On the face of it, tokenization may appear to be a straightforward process, but it has far-reaching implications in boosting the payment security environment with regard to its usage with EMV.

Risks in the Absence of Tokenized Transactions

A typical EMV payment card chip stores public information that is accessible to anyone without the need for any special authentication. Security experts around the world are now increasingly recognizing that this should be seen as a security threat because it has enabled criminals to create card transplants (fake cards) using EMV to carry out fraudulent transactions. The problem is that the confidentiality of the primary account number (PAN) is not maintained at any stage of the transaction. Some of the most serious credit card related data thefts in the United States have occurred at the host (processor) or the merchant level in a non-EMV environment. News about major security breaches involving data from compromised bank accounts continues to flow in every day because of the absence of tokenization.

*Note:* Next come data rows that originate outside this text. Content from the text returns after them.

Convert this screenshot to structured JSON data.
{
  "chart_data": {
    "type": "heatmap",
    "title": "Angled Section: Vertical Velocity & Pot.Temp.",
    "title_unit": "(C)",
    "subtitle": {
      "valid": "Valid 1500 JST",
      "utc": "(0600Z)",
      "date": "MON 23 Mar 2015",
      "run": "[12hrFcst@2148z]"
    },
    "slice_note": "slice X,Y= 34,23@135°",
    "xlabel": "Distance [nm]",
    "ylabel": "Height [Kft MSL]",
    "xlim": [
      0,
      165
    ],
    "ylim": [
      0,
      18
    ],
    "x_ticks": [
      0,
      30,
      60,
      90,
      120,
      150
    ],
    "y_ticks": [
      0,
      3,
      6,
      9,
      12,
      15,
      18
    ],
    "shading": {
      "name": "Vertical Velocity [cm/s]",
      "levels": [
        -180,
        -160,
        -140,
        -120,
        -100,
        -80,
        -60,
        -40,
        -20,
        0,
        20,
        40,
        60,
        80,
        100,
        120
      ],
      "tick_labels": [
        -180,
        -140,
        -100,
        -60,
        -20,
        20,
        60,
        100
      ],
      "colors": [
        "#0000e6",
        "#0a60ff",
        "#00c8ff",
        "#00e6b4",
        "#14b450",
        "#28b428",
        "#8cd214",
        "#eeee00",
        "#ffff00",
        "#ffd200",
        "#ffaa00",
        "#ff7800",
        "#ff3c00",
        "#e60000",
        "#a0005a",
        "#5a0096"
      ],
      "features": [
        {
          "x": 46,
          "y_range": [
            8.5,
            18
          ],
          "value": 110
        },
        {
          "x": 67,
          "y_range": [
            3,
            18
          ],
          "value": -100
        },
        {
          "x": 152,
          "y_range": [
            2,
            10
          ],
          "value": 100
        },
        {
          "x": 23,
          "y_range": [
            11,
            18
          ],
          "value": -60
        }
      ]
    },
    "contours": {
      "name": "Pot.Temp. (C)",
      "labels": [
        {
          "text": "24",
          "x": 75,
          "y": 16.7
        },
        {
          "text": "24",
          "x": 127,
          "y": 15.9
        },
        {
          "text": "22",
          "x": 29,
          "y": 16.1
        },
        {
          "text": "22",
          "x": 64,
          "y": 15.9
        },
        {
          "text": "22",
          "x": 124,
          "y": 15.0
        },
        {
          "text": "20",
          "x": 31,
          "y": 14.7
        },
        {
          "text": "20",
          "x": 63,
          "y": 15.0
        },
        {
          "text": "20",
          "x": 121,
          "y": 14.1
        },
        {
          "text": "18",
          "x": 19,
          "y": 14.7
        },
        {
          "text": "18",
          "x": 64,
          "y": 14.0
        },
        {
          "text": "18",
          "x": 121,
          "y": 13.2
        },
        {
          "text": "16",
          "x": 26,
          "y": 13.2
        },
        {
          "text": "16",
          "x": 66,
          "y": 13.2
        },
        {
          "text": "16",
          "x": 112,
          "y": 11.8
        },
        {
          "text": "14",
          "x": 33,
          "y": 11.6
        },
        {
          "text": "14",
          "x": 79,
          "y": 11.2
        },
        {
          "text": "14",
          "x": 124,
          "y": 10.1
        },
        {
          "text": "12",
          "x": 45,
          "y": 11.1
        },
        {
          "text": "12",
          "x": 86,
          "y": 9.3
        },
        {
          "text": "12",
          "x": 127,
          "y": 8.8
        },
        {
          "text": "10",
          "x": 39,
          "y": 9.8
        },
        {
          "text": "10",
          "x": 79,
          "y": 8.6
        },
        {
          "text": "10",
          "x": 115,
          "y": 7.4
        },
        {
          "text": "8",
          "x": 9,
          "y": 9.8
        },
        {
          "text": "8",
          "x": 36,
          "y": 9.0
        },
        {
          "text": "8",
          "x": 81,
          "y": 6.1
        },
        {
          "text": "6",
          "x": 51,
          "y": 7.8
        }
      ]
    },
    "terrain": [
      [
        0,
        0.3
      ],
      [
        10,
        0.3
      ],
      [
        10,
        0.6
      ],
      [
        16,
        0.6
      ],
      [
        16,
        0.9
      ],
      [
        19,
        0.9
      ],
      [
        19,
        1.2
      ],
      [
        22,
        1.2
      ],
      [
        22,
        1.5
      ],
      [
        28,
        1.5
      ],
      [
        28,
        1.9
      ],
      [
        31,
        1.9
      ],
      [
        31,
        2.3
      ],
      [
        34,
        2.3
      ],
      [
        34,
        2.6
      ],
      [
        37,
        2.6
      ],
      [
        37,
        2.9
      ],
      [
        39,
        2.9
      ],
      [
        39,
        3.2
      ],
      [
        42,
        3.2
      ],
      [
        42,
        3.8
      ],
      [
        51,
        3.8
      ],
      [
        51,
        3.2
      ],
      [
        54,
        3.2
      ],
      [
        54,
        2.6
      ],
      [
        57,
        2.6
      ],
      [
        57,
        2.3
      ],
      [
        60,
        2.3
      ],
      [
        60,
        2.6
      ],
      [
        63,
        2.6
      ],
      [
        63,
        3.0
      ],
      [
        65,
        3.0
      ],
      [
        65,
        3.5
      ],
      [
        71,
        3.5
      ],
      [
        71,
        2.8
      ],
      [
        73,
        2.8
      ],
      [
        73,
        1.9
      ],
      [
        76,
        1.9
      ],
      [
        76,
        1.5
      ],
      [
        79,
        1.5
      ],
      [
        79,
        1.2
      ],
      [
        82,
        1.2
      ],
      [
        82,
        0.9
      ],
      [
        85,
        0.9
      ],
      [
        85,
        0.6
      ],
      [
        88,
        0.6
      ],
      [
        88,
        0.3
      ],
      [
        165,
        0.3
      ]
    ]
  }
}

How does Tokenization Work with EMV Payments?

The Payment Card Industry (PCI) Council has pointed out the security issues that are occurring because the EMV transactions lack encryption. The Council has emphasized that native EMV data in every transaction needs to be protected beyond what the EMV inherently provides. To address this issue, EMV has finally adopted tokenization with the introduction of the EMV Payment Token.

In the tokenized environment, the EMV transaction makes use of a new element called EMV PAR (Payment Account Reference), which links the transaction with the corresponding PAN. A PAR on its own cannot be applied to charge a payment card. As a result, it becomes useless to a criminal hacker. With the PAR, it is possible to link a single PAN to multiple devices. Thereafter, even if the criminals hack into a device, the corresponding token will automatically get de-registered with no effect on other devices.

Requirements for the Use of EMV Tokens

The EMV tokens that are used must:

  • Pass a PAN’s validation rules, when interoperability is reinforced
  • Be number between 13 and 19 digits in conformance to the account number rules of ISO messages (to ensure ‘like to like’ formatting)
  • Not collide or conflict with a PAN assigned to an actual card
  • Be associated and mapped with an existing PAN in the Token Vault by the entity that generated the token prior to issuing it

EMV Tokenization is the Future

EMV was originally developed as a safeguard against criminals who were able to counterfeit the magnetic strips of payment cards. However, as cybercrime has become more sophisticated, security breaches continue to occur even now because merchants develop information systems surrounding the EMV transaction environment that are not foolproof. New stories keep emerging about sniffing devices that are planted by criminals across all types of payment devices within the transaction chain and the leakage of credit card data when customers make payments at a store or a restaurant. Although these breaches do not occur all the time, they occur enough to cause concern.

EMV tokenization will be embraced more widely because of the continuing security breaches within the current payment environment. Moreover, with the increasing popularity of mobile transactions, the global penetration of the internet, and involvement of multiple actors in the transaction chain, EMV tokenization seems to be the future of credit card payment security.